Here is a chart of OUSD enrollment by ethnicity since 1993 (click to enlarge):

Since the year 2000, the change is striking. Total enrollment is down about 15 percent, while black enrollment has dropped almost in half. Meanwhile, Hispanic enrollment is up about 23 percent, and white enrollment has climbed 40 percent.

This is not a step-function change. It's ongoing. In just the last year, Hispanic enrollment went up 2 percent, while black enrollment dropped 5 percent. In fact, pretty much every year OUSD's black enrollment drops by about 500 students. White enrollment increased almost 5 percent in the past year.

I'm not sure what all these changes mean.
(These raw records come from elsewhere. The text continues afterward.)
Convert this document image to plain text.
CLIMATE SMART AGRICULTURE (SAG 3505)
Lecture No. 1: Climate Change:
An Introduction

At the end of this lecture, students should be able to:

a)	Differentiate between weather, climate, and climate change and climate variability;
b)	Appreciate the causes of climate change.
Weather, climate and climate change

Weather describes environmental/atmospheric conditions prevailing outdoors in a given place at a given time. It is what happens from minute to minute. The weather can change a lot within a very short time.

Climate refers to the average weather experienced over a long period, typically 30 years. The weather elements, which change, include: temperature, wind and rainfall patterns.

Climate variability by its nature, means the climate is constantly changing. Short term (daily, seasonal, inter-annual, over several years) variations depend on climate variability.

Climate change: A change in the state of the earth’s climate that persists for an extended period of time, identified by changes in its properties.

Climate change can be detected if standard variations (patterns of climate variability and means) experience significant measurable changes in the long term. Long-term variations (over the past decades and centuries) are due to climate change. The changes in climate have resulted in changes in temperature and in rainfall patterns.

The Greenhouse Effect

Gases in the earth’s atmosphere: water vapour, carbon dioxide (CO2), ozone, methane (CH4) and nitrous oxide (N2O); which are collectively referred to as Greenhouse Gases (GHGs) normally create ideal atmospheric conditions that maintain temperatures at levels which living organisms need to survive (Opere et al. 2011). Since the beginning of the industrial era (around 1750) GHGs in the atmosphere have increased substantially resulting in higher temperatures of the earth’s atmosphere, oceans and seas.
I do know that large areas of Oakland suffer from reduced residential values almost completely because of the school system (crime plays a role as well, but schools are the controlling factor).

Scores are improving, and that is probably causing more upper-income families to consider sending their kids to public schools. Meanwhile this huge demographic shift is underway.

One other thing I'd note is that some of the top-API schools in Oakland are charters, including the very successful KIPP school, which has almost 100 percent minority students. Point being, looking at ethnicity doesn't tell the whole story by any means.

Given this backdrop of improving conditions, it would be great to see Oakland open magnet middle and high schools.

Oakland Housing Bubble Back?

Amid the constant reports of burglaries, murders and other crime problems in Oakland, it's surprising to see Oakland in the middle of housing bidding wars.

Here's an article you should check out. I'm not sure it's particularly actionable, but it's interesting nonetheless.

A couple key quotes:
Buyers looking at homes priced at $1 million and above in the Oakland area are bidding 20 percent to 40 percent above list price, Garner said.

To drum up sellers for her buyers, Garner's getting in touch with the owners of last year's expired listings. She also advises buyers to talk to their friends, and at community gatherings like farmer's markets she puts out the word that it's a sellers' market.

The buyer had made an offer on a home but lost out when the home sold for $400,000 more than the list price. Her client could have afforded to purchase at that price, but got cold feet about paying so much above the list price -- about 30 percent -- and dropped out.

I believe a key background to all of this is the rapid progress of gentrification in the area.